I Have Something to Say

Please Accept My Humble Plea to Never Send Me a Christmas Card Again

They will fill my trash faster than I can say “This one’s from Aunt Trudy.”

A smiling family on a Christmas card, torn in half.
Photo illustration by Slate. Photo by Getty Images Plus.

Around this time each December, my wife and I consider sending holiday cards. “We have so many good photos of us,” she’ll say. “How cute would that be, a little note to our family and friends,” I’ll say.

Then the cards start coming in the mail. We open each envelope: “Huh, looks like a Christmas card.” We acknowledge the sender: “This one’s from Aunt Trudy.” If there’s a photo of kids or pets, we’ll give it a look: “Little Ramona, what a rascal!”

Then it goes in the trash.

The lifespan of a holiday card is brief and brutal, at least in our home. It spends maybe a minute on its journey from mailbox to garbage bin, first inspiring a fleeting moment of warmth, then a day or two of guilt as I watch the faces of my loved ones molder under dirty tissues and scraps of food. Knowing this, I’ve never been able to bring myself to make and send them. Personalized cards can get pricey, and while each stamp is only 55 cents, did you know that 55 cents is more than half a dollar? I’d rather throw my money directly into a dumpster than spend it forcing my friends and relatives to do the same to a picture of me.

Don’t get me wrong: I go nuts for most of the tacky and treacly joys of the season. I play the Hanson Christmas album on repeat. I weep at every stupid commercial about a kid getting her Christmas wish. I positively twinkle at the sight of an inflatable reindeer billowing in a front yard. But holiday cards just don’t do it for me, and I believe I’m in the right here.

I’m sure you think I’m an insufferable Scrooge. “Cards are pretty. Just prop them up on a ledge until New Year’s, like everyone else,” you’ll say. “It’s nice to know that people are thinking of you,” you’ll say. “This is how I get updates on all those family friends I never see,” you’ll say. “Do you hate photos of your sister’s kids?” you’ll ask.

I say I don’t have any open “ledges” in my tiny apartment, and I don’t want to spend the month knocking over and re-straightening little slices of paper on my windowsills. Plus, a lot of these cards are actually just two-sided sheets of cardstock! I’m supposed to keep a stack of paper on my imaginary mantle? Or destroy my wall paint with tape?

Also, let’s be honest here. The jury’s out on how much personal sentiment really goes into each individual piece of a mass-produced mailing. If I’m being generous, I’d say it’s about half as much as the last comment someone left you on Instagram, and only because your uncle had to spend two minutes trying to remember whether it was you or your brother who relocated in August.

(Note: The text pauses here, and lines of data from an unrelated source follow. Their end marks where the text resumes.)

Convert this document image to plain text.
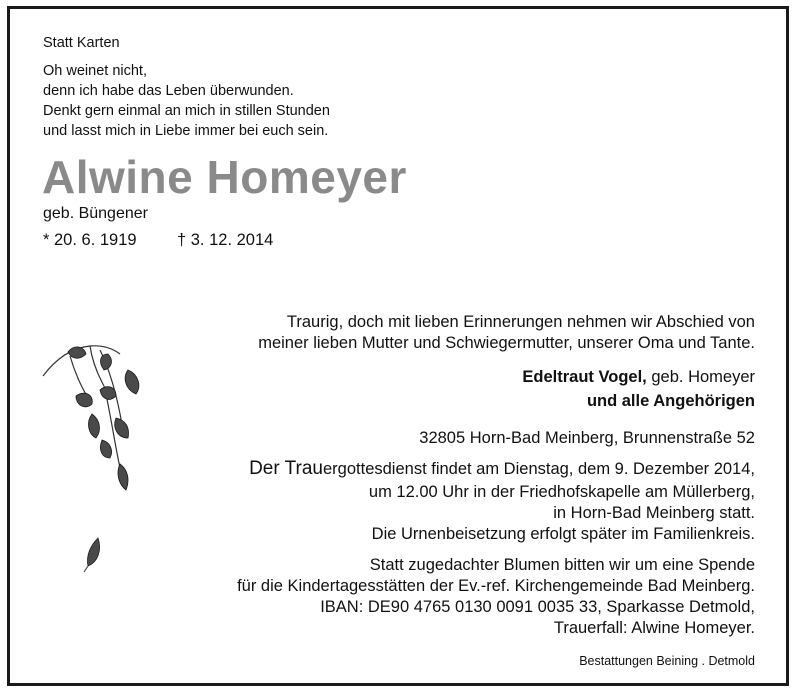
Statt Karten
Oh weinet nicht,
denn ich habe das Leben überwunden.
Denkt gern einmal an mich in stillen Stunden
und lasst mich in Liebe immer bei euch sein.
Alwine Homeyer
geb. Büngener
* 20. 6. 1919 † 3. 12. 2014
Traurig, doch mit lieben Erinnerungen nehmen wir Abschied von
meiner lieben Mutter und Schwiegermutter, unserer Oma und Tante.
Edeltraut Vogel, geb. Homeyer
und alle Angehörigen
32805 Horn-Bad Meinberg, Brunnenstraße 52
Der Trauergottesdienst findet am Dienstag, dem 9. Dezember 2014,
um 12.00 Uhr in der Friedhofskapelle am Müllerberg,
in Horn-Bad Meinberg statt.
Die Urnenbeisetzung erfolgt später im Familienkreis.
Statt zugedachter Blumen bitten wir um eine Spende
für die Kindertagesstätten der Ev.-ref. Kirchengemeinde Bad Meinberg.
IBAN: DE90 4765 0130 0091 0035 33, Sparkasse Detmold,
Trauerfall: Alwine Homeyer.
Bestattungen Beining . Detmold
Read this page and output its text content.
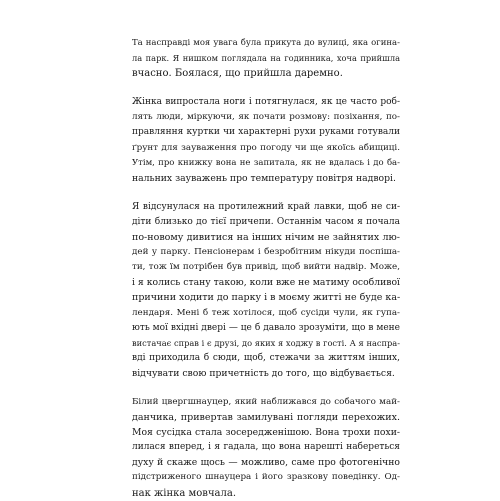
Та насправді моя увага була прикута до вулиці, яка огина-
ла парк. Я нишком поглядала на годинника, хоча прийшла
вчасно. Боялася, що прийшла даремно.

Жінка випростала ноги і потягнулася, як це часто роб-
лять люди, міркуючи, як почати розмову: позіхання, по-
правляння куртки чи характерні рухи руками готували
ґрунт для зауваження про погоду чи ще якоїсь абищиці.
Утім, про книжку вона не запитала, як не вдалась і до ба-
нальних зауважень про температуру повітря надворі.

Я відсунулася на протилежний край лавки, щоб не си-
діти близько до тієї причепи. Останнім часом я почала
по-новому дивитися на інших нічим не зайнятих лю-
дей у парку. Пенсіонерам і безробітним нікуди поспіша-
ти, тож їм потрібен був привід, щоб вийти надвір. Може,
і я колись стану такою, коли вже не матиму особливої
причини ходити до парку і в моєму житті не буде ка-
лендаря. Мені б теж хотілося, щоб сусіди чули, як гупа-
ють мої вхідні двері — це б давало зрозуміти, що в мене
вистачає справ і є друзі, до яких я ходжу в гості. А я наспра-
вді приходила б сюди, щоб, стежачи за життям інших,
відчувати свою причетність до того, що відбувається.

Білий цвергшнауцер, який наближався до собачого май-
данчика, привертав замилувані погляди перехожих.
Моя сусідка стала зосередженішою. Вона трохи похи-
лилася вперед, і я гадала, що вона нарешті набереться
духу й скаже щось — можливо, саме про фотогенічно
підстриженого шнауцера і його зразкову поведінку. Од-
нак жінка мовчала.
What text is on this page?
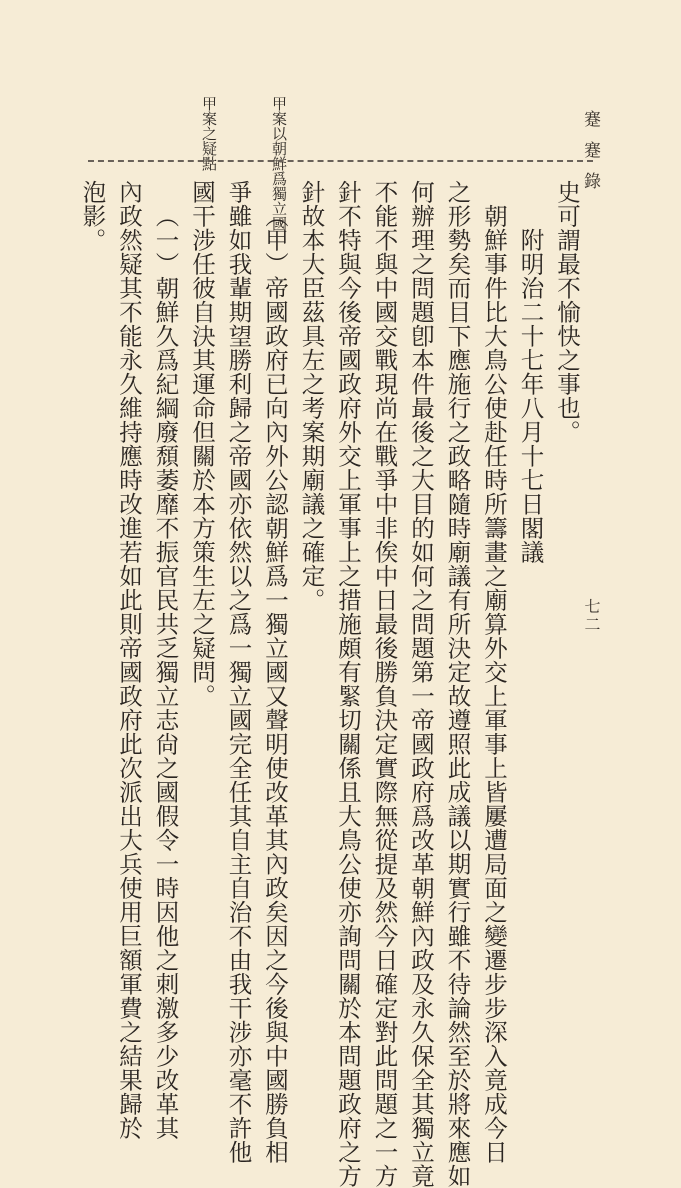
蹇蹇錄
七二
甲案以朝鮮爲獨立國
甲案之疑點
史可謂最不愉快之事也。
附明治二十七年八月十七日閣議
朝鮮事件比大鳥公使赴任時所籌畫之廟算外交上軍事上皆屢遭局面之變遷步步深入竟成今日
之形勢矣而目下應施行之政略隨時廟議有所決定故遵照此成議以期實行雖不待論然至於將來應如
何辦理之問題卽本件最後之大目的如何之問題第一帝國政府爲改革朝鮮內政及永久保全其獨立竟
不能不與中國交戰現尚在戰爭中非俟中日最後勝負決定實際無從提及然今日確定對此問題之一方
針不特與今後帝國政府外交上軍事上之措施頗有緊切關係且大鳥公使亦詢問關於本問題政府之方
針故本大臣茲具左之考案期廟議之確定。
（甲）帝國政府已向內外公認朝鮮爲一獨立國又聲明使改革其內政矣因之今後與中國勝負相
爭雖如我輩期望勝利歸之帝國亦依然以之爲一獨立國完全任其自主自治不由我干涉亦毫不許他
國干涉任彼自決其運命但關於本方策生左之疑問。
（一）朝鮮久爲紀綱廢頹萎靡不振官民共乏獨立志尙之國假令一時因他之刺激多少改革其
內政然疑其不能永久維持應時改進若如此則帝國政府此次派出大兵使用巨額軍費之結果歸於
泡影。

Speaking of which: Are you on social media? If so, you’ve probably already seen your second cousin’s baby bump, heard about your high school frenemy’s MLM “side hustle,” slogged through a zillion photos of every infant you know, and learned that your mom’s friend’s son got engaged at the Magic Kingdom. Before December is over, you’ll probably be served several outtakes from all their holiday photo shoots, too. By the time their cards come, you’ll have already seen those matching linen beach pants and “Merry and Bright” cocoa mugs. Who needs a hard copy?

I will now undermine my argument with a confession: I still have my niece and nephew’s 2017 and 2018 Christmas card photos on my fridge. These children are the lights of my life. I would rather sink my teeth into a Swarovski tree topper than ever throw their cards out.

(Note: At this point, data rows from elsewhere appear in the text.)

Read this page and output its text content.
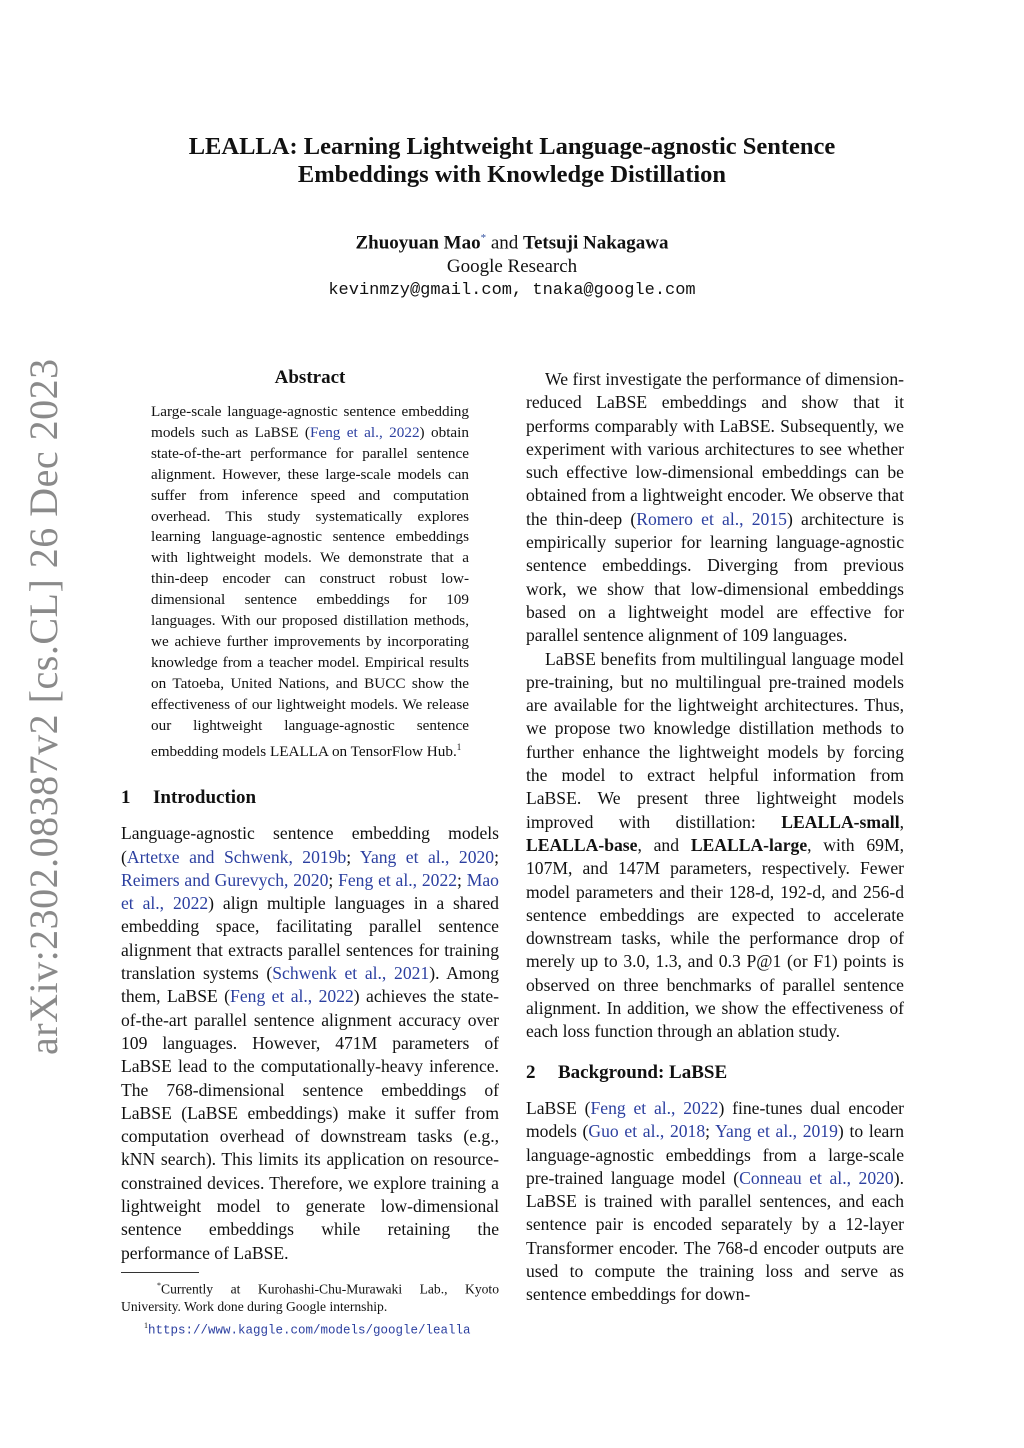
arXiv:2302.08387v2 [cs.CL] 26 Dec 2023
LEALLA: Learning Lightweight Language-agnostic Sentence
Embeddings with Knowledge Distillation
Zhuoyuan Mao* and Tetsuji Nakagawa
Google Research
kevinmzy@gmail.com, tnaka@google.com
Abstract
Large-scale language-agnostic sentence embedding models such as LaBSE (Feng et al., 2022) obtain state-of-the-art performance for parallel sentence alignment. However, these large-scale models can suffer from inference speed and computation overhead. This study systematically explores learning language-agnostic sentence embeddings with lightweight models. We demonstrate that a thin-deep encoder can construct robust low-dimensional sentence embeddings for 109 languages. With our proposed distillation methods, we achieve further improvements by incorporating knowledge from a teacher model. Empirical results on Tatoeba, United Nations, and BUCC show the effectiveness of our lightweight models. We release our lightweight language-agnostic sentence embedding models LEALLA on TensorFlow Hub.$^1$
1 Introduction

Language-agnostic sentence embedding models (Artetxe and Schwenk, 2019b; Yang et al., 2020; Reimers and Gurevych, 2020; Feng et al., 2022; Mao et al., 2022) align multiple languages in a shared embedding space, facilitating parallel sentence alignment that extracts parallel sentences for training translation systems (Schwenk et al., 2021). Among them, LaBSE (Feng et al., 2022) achieves the state-of-the-art parallel sentence alignment accuracy over 109 languages. However, 471M parameters of LaBSE lead to the computationally-heavy inference. The 768-dimensional sentence embeddings of LaBSE (LaBSE embeddings) make it suffer from computation overhead of downstream tasks (e.g., kNN search). This limits its application on resource-constrained devices. Therefore, we explore training a lightweight model to generate low-dimensional sentence embeddings while retaining the performance of LaBSE.

*Currently at Kurohashi-Chu-Murawaki Lab., Kyoto University. Work done during Google internship.

$^1$https://www.kaggle.com/models/google/lealla

We first investigate the performance of dimension-reduced LaBSE embeddings and show that it performs comparably with LaBSE. Subsequently, we experiment with various architectures to see whether such effective low-dimensional embeddings can be obtained from a lightweight encoder. We observe that the thin-deep (Romero et al., 2015) architecture is empirically superior for learning language-agnostic sentence embeddings. Diverging from previous work, we show that low-dimensional embeddings based on a lightweight model are effective for parallel sentence alignment of 109 languages.

LaBSE benefits from multilingual language model pre-training, but no multilingual pre-trained models are available for the lightweight architectures. Thus, we propose two knowledge distillation methods to further enhance the lightweight models by forcing the model to extract helpful information from LaBSE. We present three lightweight models improved with distillation: LEALLA-small, LEALLA-base, and LEALLA-large, with 69M, 107M, and 147M parameters, respectively. Fewer model parameters and their 128-d, 192-d, and 256-d sentence embeddings are expected to accelerate downstream tasks, while the performance drop of merely up to 3.0, 1.3, and 0.3 P@1 (or F1) points is observed on three benchmarks of parallel sentence alignment. In addition, we show the effectiveness of each loss function through an ablation study.

2 Background: LaBSE

LaBSE (Feng et al., 2022) fine-tunes dual encoder models (Guo et al., 2018; Yang et al., 2019) to learn language-agnostic embeddings from a large-scale pre-trained language model (Conneau et al., 2020). LaBSE is trained with parallel sentences, and each sentence pair is encoded separately by a 12-layer Transformer encoder. The 768-d encoder outputs are used to compute the training loss and serve as sentence embeddings for down-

This brings me to a few important exceptions to my “you could probably do without sending holiday cards” rule. If your designated recipients love you enough to keep your card until Valentine’s Day or later, by all means, produce that paper waste! (I require you to visually confirm this when you visit.) Do they have young children who’ll enjoy opening envelopes and using the photos as flashcards to practice the names of people they know? Get thyself to Shutterfly!

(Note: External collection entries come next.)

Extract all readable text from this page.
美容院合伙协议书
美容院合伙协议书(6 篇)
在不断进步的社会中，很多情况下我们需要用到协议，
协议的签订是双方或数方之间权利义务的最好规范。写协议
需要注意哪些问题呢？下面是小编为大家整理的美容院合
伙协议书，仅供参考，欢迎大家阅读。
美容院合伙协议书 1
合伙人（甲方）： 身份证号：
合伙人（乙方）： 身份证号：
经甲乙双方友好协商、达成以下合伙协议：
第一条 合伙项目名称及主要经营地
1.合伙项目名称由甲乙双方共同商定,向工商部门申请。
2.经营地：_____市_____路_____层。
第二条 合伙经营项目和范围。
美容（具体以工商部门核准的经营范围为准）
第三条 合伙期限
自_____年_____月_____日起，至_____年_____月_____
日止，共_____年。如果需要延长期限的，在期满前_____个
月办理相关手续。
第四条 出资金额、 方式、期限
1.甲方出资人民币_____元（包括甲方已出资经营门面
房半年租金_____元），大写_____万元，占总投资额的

Most important, if you plan to do something even slightly obnoxious with your holiday mailing—brag about your child’s college acceptances, edit your family photo into a Vanity Fair–esque composite image, complain about how busy your multiple oceanfront properties have kept you in 2019—you are legally obligated to send as many as you can afford. There are only two things better than getting no holiday cards at all: getting one you’ll cherish forever, and getting one you’ll love to hate.